White wine is a wine whose color can be straw-yellow, yellow-green, or yellow-gold coloured. It is produced by the alcoholic fermentation of the non-colored pulp of grapes which may have a white or black skin. It is treated so as to maintain a yellow transparent color in the final product. The wide variety of white wines comes from the large number of varieties, methods of winemaking, and also the ratio of residual sugar.
In the below dataset I’ll analyze the factors which contribute to determine the quality of wine.
This is a Multivariate DataSet, with different characteristics which helps in understanding the factors which results in a higher quality of wine.
It’s a Tidy dataset. All the variables are having numeric data. The dataset consists of few variables which will help us to determine why a specific wine variant is having a particular rating.
Main Feature of Interest is Quality. Other features which will help support the investigation into the feature of interest are:
We’ll start with Univariate analysis i.ev. analyzing the variables individually. This will be done with the help of Histograms & Box-Plots which will help us understand the type of distribution the variables are having and also the amount of outliers(if any).
A new variable “COLOR” is created for easier Box-Plots.
Quality is having a positively skewed normal distribution. From the histogram we can see that most of the samples have quality 5, 6 & 7. The boxplot indicates that there are very few outliers present.
Summary Statistics for Wine Quality:
## Min. 1st Qu. Median Mean 3rd Qu. Max.
## 3.000 5.000 6.000 5.878 6.000 9.000
Fixed acidity is having a normal distribution. From the histogram we can see that most of the samples have a fixed acidity level between 6.25 and 7.25. Citric Acid is a part of Fixed Acidity. The boxplot indicates there are lot of outliers present in the dataset.
Summary Statistics for Fixed Acidity:
## Min. 1st Qu. Median Mean 3rd Qu. Max.
## 3.800 6.300 6.800 6.855 7.300 14.200
Volatile acidity is having a positively skewed normal distribution. From the histogram we can see that most of the samples have a volatile acidity level between 0.21 and 0.32. The boxplot indicates there are lot of outliers present in the dataset.

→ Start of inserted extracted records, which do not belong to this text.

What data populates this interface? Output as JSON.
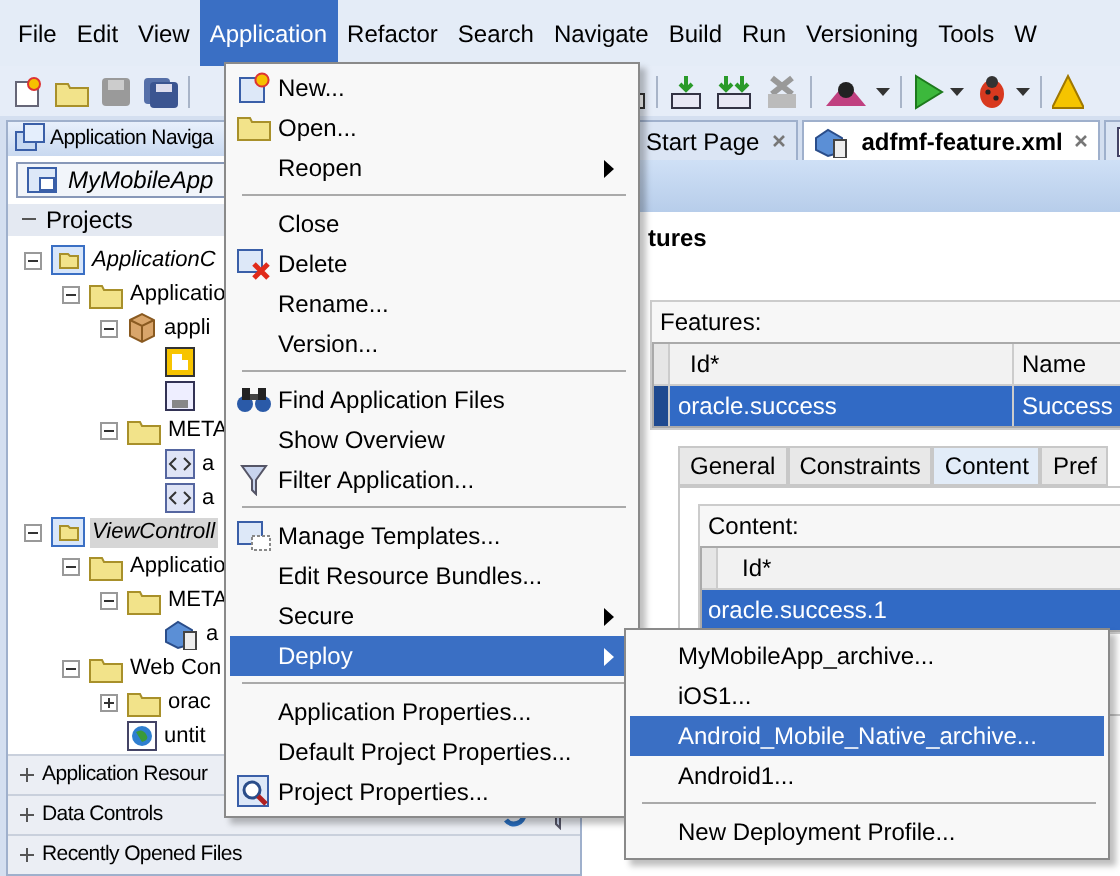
{
  "menubar": [
    {
      "label": "File",
      "selected": false
    },
    {
      "label": "Edit",
      "selected": false
    },
    {
      "label": "View",
      "selected": false
    },
    {
      "label": "Application",
      "selected": true
    },
    {
      "label": "Refactor",
      "selected": false
    },
    {
      "label": "Search",
      "selected": false
    },
    {
      "label": "Navigate",
      "selected": false
    },
    {
      "label": "Build",
      "selected": false
    },
    {
      "label": "Run",
      "selected": false
    },
    {
      "label": "Versioning",
      "selected": false
    },
    {
      "label": "Tools",
      "selected": false
    },
    {
      "label": "W",
      "selected": false
    }
  ],
  "navigator": {
    "title": "Application Naviga",
    "application": "MyMobileApp",
    "section": "Projects",
    "tree": [
      {
        "label": "ApplicationC",
        "kind": "project",
        "expanded": true,
        "selected": false,
        "children": [
          {
            "label": "Applicatio",
            "kind": "folder",
            "expanded": true,
            "selected": false,
            "children": [
              {
                "label": "appli",
                "kind": "package",
                "expanded": true,
                "selected": false,
                "children": [
                  {
                    "kind": "file",
                    "selected": false
                  },
                  {
                    "kind": "class",
                    "selected": false
                  }
                ]
              },
              {
                "label": "META",
                "kind": "folder",
                "expanded": true,
                "selected": false,
                "children": [
                  {
                    "label": "a",
                    "kind": "xml",
                    "selected": false
                  },
                  {
                    "label": "a",
                    "kind": "xml",
                    "selected": false
                  }
                ]
              }
            ]
          }
        ]
      },
      {
        "label": "ViewControll",
        "kind": "project",
        "expanded": true,
        "selected": true,
        "children": [
          {
            "label": "Applicatio",
            "kind": "folder",
            "expanded": true,
            "selected": false,
            "children": [
              {
                "label": "META",
                "kind": "folder",
                "expanded": true,
                "selected": false,
                "children": [
                  {
                    "label": "a",
                    "kind": "mobile",
                    "selected": false
                  }
                ]
              }
            ]
          },
          {
            "label": "Web Con",
            "kind": "folder",
            "expanded": true,
            "selected": false,
            "children": [
              {
                "label": "orac",
                "kind": "folder",
                "expanded": false,
                "selected": false
              },
              {
                "label": "untit",
                "kind": "web",
                "selected": false
              }
            ]
          }
        ]
      }
    ]
  },
  "accordion": [
    {
      "label": "Application Resour",
      "tools": false
    },
    {
      "label": "Data Controls",
      "tools": true
    },
    {
      "label": "Recently Opened Files",
      "tools": false
    }
  ],
  "editor_tabs": [
    {
      "label": "Start Page",
      "selected": false
    },
    {
      "label": "adfmf-feature.xml",
      "selected": true
    },
    {
      "selected": false
    }
  ],
  "heading": "tures",
  "features": {
    "label": "Features:",
    "columns": [
      "Id*",
      "Name"
    ],
    "rows": [
      {
        "cells": [
          "oracle.success",
          "Success"
        ],
        "selected": true
      }
    ]
  },
  "detail_tabs": [
    {
      "label": "General",
      "selected": false
    },
    {
      "label": "Constraints",
      "selected": false
    },
    {
      "label": "Content",
      "selected": true
    },
    {
      "label": "Pref",
      "selected": false
    }
  ],
  "content": {
    "label": "Content:",
    "columns": [
      "Id*"
    ],
    "rows": [
      {
        "cells": [
          "oracle.success.1"
        ],
        "selected": true
      }
    ]
  },
  "menu": [
    {
      "kind": "item",
      "label": "New...",
      "selected": false
    },
    {
      "kind": "item",
      "label": "Open...",
      "selected": false
    },
    {
      "kind": "submenu",
      "label": "Reopen",
      "selected": false
    },
    {
      "kind": "separator"
    },
    {
      "kind": "item",
      "label": "Close",
      "selected": false
    },
    {
      "kind": "item",
      "label": "Delete",
      "selected": false
    },
    {
      "kind": "item",
      "label": "Rename...",
      "selected": false
    },
    {
      "kind": "item",
      "label": "Version...",
      "selected": false
    },
    {
      "kind": "separator"
    },
    {
      "kind": "item",
      "label": "Find Application Files",
      "selected": false
    },
    {
      "kind": "item",
      "label": "Show Overview",
      "selected": false
    },
    {
      "kind": "item",
      "label": "Filter Application...",
      "selected": false
    },
    {
      "kind": "separator"
    },
    {
      "kind": "item",
      "label": "Manage Templates...",
      "selected": false
    },
    {
      "kind": "item",
      "label": "Edit Resource Bundles...",
      "selected": false
    },
    {
      "kind": "submenu",
      "label": "Secure",
      "selected": false
    },
    {
      "kind": "submenu",
      "label": "Deploy",
      "selected": true
    },
    {
      "kind": "separator"
    },
    {
      "kind": "item",
      "label": "Application Properties...",
      "selected": false
    },
    {
      "kind": "item",
      "label": "Default Project Properties...",
      "selected": false
    },
    {
      "kind": "item",
      "label": "Project Properties...",
      "selected": false
    }
  ],
  "submenu": [
    {
      "kind": "item",
      "label": "MyMobileApp_archive...",
      "selected": false
    },
    {
      "kind": "item",
      "label": "iOS1...",
      "selected": false
    },
    {
      "kind": "item",
      "label": "Android_Mobile_Native_archive...",
      "selected": true
    },
    {
      "kind": "item",
      "label": "Android1...",
      "selected": false
    },
    {
      "kind": "separator"
    },
    {
      "kind": "item",
      "label": "New Deployment Profile...",
      "selected": false
    }
  ]
}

Summary Statistics for Volatile Acidity:
## Min. 1st Qu. Median Mean 3rd Qu. Max.
## 0.0800 0.2100 0.2600 0.2782 0.3200 1.1000
pH is having a normal distribution. From the histogram we can see that most of the samples have pH level between 3.1 and 3.3. The boxplot indicates there are lot of outliers present in the dataset.
Summary Statistics for pH:
## Min. 1st Qu. Median Mean 3rd Qu. Max.
## 2.720 3.090 3.180 3.188 3.280 3.820
Residual Sugar is having a bimodal distribution. From the histogram we can see that most of the samples have residual sugar between the below 2 range.
The boxplot indicates there are lot of outliers present in the dataset.
Summary Statistics for Residual Sugar:
## Min. 1st Qu. Median Mean 3rd Qu. Max.
## 0.600 1.700 5.200 6.391 9.900 65.800
Alcohol is having a positively skewed normal distribution, hence the histogram plot is done with a logarithmic scale. From the histogram we can see there are sudden spikes, indicating a lot of samples falling within that range.
Major samples have alcohol content between 9.4 & 9.6.
The boxplot indicates that there are very few outliers present.
Summary Statistics for Alcohol:
## Min. 1st Qu. Median Mean 3rd Qu. Max.
## 8.00 9.50 10.40 10.51 11.40 14.20
Density is having a positively skewed normal distribution. From the histogram we can see that most of the samples between 0.990 & 0.998. The boxplot indicates that there are very few outliers present.
Summary Statistics for Density:
## Min. 1st Qu. Median Mean 3rd Qu. Max.
## 3.000 5.000 6.000 5.878 6.000 9.000
Chloride is having a positively skewed normal distribution. From the histogram we can see that most of the samples have chloride level between 0.03 and 0.55. The boxplot indicates that there are excessive outliers present.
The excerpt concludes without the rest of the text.